C.R., elettivamente domiciliato in ROMA, VIA DELLA

STAZIONE DI MONTE MARIO 9, presso lo studio dell’avvocato GULLO

ALESSANDRA, rappresentato e difeso dall’avvocato MAGARAGGIA GIUSEPPE,

giusta mandato a margine del ricorso;

– ricorrente –

contro

I.N.P.S. – ISTITUTO NAZIONALE DELLA PREVIDENZA SOCIALE, in persona

del legale rappresentante pro tempore, elettivamente domiciliato in

ROMA, VIA DELLA FREZZA 17, presso l’Avvocatura Centrale

dell’Istituto, rappresentato e difeso dagli avvocati RICCIO

ALESSANDRO, VALENTE NICOLA, GIANNICO GIUSEPPINA, giusta mandato in

calce al controricorso;

– controricorrente –

e contro

COMUNE DI LECCE;

– intimato –

avverso la sentenza n. 2209/2007 della CORTE D’APPELLO di LECCE,

depositata il 08/11/2007 r.g.n. 1340/06;

udita la relazione della causa svolta nella pubblica udienza del

26/05/2010 dal Consigliere Dott. COLETTI DE CESARE Gabriella;

udito il P.M. in persona del Sostituto Procuratore Generale Dott.
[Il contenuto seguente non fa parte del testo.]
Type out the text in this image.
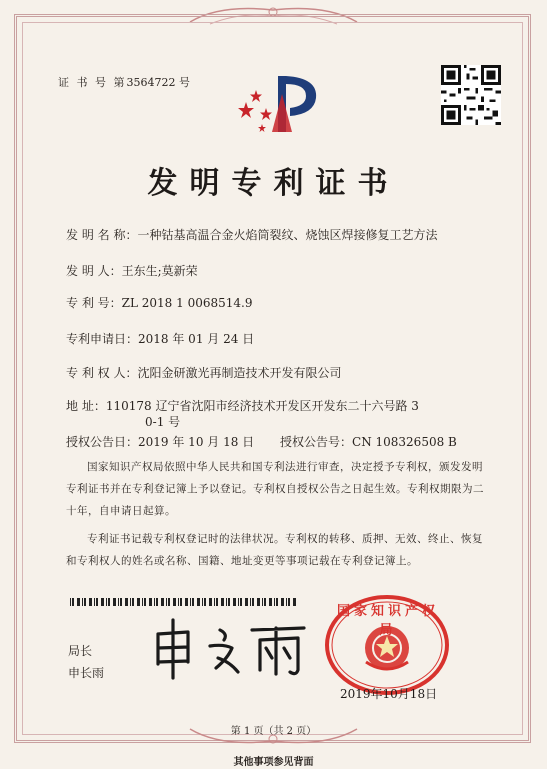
证 书 号 第3564722 号
发明专利证书
发 明 名 称：一种钴基高温合金火焰筒裂纹、烧蚀区焊接修复工艺方法
发 明 人：王东生;莫新荣
专 利 号：ZL 2018 1 0068514.9
专利申请日：2018 年 01 月 24 日
专 利 权 人：沈阳金研激光再制造技术开发有限公司
地 址：110178 辽宁省沈阳市经济技术开发区开发东二十六号路 3
0-1 号
授权公告日：2019 年 10 月 18 日 授权公告号：CN 108326508 B
国家知识产权局依照中华人民共和国专利法进行审查，决定授予专利权，颁发发明专利证书并在专利登记簿上予以登记。专利权自授权公告之日起生效。专利权期限为二十年，自申请日起算。
专利证书记载专利权登记时的法律状况。专利权的转移、质押、无效、终止、恢复和专利权人的姓名或名称、国籍、地址变更等事项记载在专利登记簿上。
局长
申长雨
国家知识产权局
2019年10月18日
第 1 页（共 2 页）
其他事项参见背面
FUCCI Costantino che ha concluso per il rigetto del ricorso.

 

Fatto

SVOLGIMENTO DEL PROCESSO

C.R. proponeva appello contro la sentenza del Tribunale di Lecce che ne aveva respinto la domanda intesa ad ottenere la indennita’ di accompagnamento.

Con sentenza in data 8 novembre 2007, la Corte d’appello di Lecce, previa rinnovazione della c.t.u., ha ritenuto sussistente il diritto all’indennita’, sia pure con decorrenza non dalla data della domanda amministrativa (17.5.2002), bensi’ dal successivo 1 novembre 2005.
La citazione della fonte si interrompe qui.